First, lets download both the spatial and single-cell datasets.
[12]:
!wget -nv -O zeisel_adata.h5ad.gz http://bimsbstatic.mdc-berlin.de/rajewsky/spacemake-test-data/zeisel_2018/adata.h5ad.gz
!wget -nv -O visium_adata.h5ad.gz http://bimsbstatic.mdc-berlin.de/rajewsky/spacemake-test-data/visium/adata.h5ad.gz
!unpigz *.h5ad.gz
2022-04-08 01:45:36 URL:https://bimsbstatic.mdc-berlin.de/rajewsky/spacemake-test-data/zeisel_2018/adata.h5ad.gz [434704805/434704805] -> "zeisel_adata.h5ad.gz" [1]
2022-04-08 01:45:40 URL:https://bimsbstatic.mdc-berlin.de/rajewsky/spacemake-test-data/visium/adata.h5ad.gz [149587898/149587898] -> "visium_adata.h5ad.gz" [1]
Then we load both datasets using scanpy:
[13]:
import scanpy as sc
zeisel_adata = sc.read('zeisel_adata.h5ad')
visium_adata = sc.read('visium_adata.h5ad')
Next, we map the single-cell data onto the spatial data using the spacemake.spatial.novosparc_integration.novosparc_mapping function:
[14]:
from spacemake.spatial.novosparc_integration import novosparc_mapping
tissue_reconst = novosparc_mapping(sc_adata = zeisel_adata, st_adata = visium_adata)
Setting up for reconstruction ...
/home/tsztank/.miniconda3/envs/spacemake/lib/python3.9/site-packages/sklearn/base.py:450: UserWarning: X does not have valid feature names, but NearestNeighbors was fitted with feature names
warnings.warn(
done ( 844.22 seconds )
Reconstructing spatial information with 84 markers: 32040 cells and 2689 locations ...
Trying with epsilon: 5.00e-03
After the mapping is done we can save the result, and visualize some neuronal marker genes for comparison:
[16]:
reconst_adata = save_novosparc_res(tissue_reconst, zeisel_adata)
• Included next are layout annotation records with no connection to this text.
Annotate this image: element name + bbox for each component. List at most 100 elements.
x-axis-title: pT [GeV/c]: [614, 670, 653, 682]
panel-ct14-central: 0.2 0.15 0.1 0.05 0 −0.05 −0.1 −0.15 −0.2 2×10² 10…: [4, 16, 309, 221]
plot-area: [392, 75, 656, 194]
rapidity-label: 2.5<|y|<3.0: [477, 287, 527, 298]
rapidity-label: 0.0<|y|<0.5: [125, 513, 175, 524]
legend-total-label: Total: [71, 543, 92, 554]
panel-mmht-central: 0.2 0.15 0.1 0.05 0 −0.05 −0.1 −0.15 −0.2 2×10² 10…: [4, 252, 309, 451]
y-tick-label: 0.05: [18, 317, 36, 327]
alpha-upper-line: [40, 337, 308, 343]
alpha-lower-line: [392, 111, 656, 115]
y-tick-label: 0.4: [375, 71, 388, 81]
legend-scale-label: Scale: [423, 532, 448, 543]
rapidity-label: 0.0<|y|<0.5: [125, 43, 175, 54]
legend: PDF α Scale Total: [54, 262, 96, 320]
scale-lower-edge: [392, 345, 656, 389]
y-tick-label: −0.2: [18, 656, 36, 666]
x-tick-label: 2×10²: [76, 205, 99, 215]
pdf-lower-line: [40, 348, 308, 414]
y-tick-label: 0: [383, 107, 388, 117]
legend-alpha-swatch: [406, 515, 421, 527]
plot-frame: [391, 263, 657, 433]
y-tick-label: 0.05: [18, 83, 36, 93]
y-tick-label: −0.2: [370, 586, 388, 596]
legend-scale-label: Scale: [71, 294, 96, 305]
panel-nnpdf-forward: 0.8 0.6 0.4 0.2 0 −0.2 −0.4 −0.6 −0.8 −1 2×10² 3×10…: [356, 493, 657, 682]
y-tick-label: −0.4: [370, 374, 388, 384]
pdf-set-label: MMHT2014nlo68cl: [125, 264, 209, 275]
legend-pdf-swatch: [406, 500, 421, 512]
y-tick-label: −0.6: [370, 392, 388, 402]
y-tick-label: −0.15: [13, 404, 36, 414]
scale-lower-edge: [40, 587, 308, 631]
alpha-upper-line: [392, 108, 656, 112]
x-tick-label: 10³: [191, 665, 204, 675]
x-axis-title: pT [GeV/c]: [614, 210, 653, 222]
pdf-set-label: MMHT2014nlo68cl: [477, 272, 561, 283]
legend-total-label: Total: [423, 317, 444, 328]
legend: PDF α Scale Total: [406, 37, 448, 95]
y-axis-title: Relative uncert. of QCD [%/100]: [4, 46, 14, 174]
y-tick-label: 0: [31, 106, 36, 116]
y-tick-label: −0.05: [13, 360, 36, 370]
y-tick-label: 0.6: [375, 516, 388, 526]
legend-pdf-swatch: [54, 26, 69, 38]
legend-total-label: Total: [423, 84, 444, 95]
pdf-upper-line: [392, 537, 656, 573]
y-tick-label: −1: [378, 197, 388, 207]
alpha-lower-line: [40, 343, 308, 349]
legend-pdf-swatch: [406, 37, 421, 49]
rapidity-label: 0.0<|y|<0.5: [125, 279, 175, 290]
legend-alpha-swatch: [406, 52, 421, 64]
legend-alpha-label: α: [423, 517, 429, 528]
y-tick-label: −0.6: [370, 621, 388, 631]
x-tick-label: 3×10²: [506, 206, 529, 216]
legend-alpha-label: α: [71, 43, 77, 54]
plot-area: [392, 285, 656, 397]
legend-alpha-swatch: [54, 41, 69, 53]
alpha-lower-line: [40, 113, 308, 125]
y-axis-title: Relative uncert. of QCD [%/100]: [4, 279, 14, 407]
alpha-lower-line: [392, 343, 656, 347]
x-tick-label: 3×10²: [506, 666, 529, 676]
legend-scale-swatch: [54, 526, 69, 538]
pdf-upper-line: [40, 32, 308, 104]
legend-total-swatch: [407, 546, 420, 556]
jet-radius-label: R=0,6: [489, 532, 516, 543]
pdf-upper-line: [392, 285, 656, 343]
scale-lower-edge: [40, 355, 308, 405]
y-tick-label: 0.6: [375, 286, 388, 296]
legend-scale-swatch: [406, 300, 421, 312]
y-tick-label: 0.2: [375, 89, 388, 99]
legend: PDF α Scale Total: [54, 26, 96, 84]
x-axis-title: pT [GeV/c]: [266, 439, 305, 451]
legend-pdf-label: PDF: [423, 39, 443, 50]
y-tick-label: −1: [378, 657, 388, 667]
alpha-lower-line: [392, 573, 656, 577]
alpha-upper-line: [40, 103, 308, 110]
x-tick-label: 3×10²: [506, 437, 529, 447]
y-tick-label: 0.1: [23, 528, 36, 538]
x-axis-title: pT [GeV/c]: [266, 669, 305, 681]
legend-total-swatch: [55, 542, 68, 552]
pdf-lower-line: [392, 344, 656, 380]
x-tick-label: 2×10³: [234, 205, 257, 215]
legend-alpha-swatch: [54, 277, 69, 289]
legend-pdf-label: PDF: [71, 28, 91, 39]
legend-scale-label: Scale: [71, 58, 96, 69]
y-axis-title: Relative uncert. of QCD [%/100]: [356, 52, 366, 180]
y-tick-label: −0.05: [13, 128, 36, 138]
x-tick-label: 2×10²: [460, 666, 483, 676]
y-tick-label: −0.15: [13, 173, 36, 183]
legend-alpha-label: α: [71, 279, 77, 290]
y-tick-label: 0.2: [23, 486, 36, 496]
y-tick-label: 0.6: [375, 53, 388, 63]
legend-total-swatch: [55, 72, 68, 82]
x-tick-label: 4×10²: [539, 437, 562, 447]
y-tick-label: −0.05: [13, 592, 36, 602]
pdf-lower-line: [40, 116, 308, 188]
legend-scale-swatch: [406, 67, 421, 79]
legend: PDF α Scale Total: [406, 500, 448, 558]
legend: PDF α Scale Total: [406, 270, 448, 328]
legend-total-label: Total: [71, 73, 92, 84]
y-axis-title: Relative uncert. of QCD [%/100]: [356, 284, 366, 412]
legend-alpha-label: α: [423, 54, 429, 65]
/home/tsztank/.miniconda3/envs/spacemake/lib/python3.9/site-packages/spacemake/spatial/novosparc_integration.py:247: FutureWarning: X.dtype being converted to np.float32 from float64. In the next version of anndata (0.9) conversion will not be automatic. Pass dtype explicitly to avoid this warning. Pass `AnnData(X, dtype=X.dtype, ...)` to get the future behavour.
adata_reconst = anndata.AnnData(
[20]:
sc.set_figure_params(dpi=300)
genes = ['Map2','Slc2a3','Slc17a7']
sc.pl.spatial(visium_adata, color=genes, spot_size = 2, use_raw=False)
sc.pl.spatial(adata_reconst, color=genes, spot_size = 2, use_raw=False)
We can observe, that the expression patterns of these genes are different for the original dataset (top row) and after mapping the single-cell data onto the spatial data with novosparc (bottom row).
After mapping the expression becomes more specific in space, as if the data was smoothed.
Now, one can use the reconstructed dataset and analyze it separately: cluster the data, identify markers, etc.
Note: the scale-bars between top and bottom rows are not directly comparable. In the top-row we have a log-normalized expression value, in the bottom we have probabilities coming from novosparc’s optimal transport approach, scaled so that both datasets have equal expression.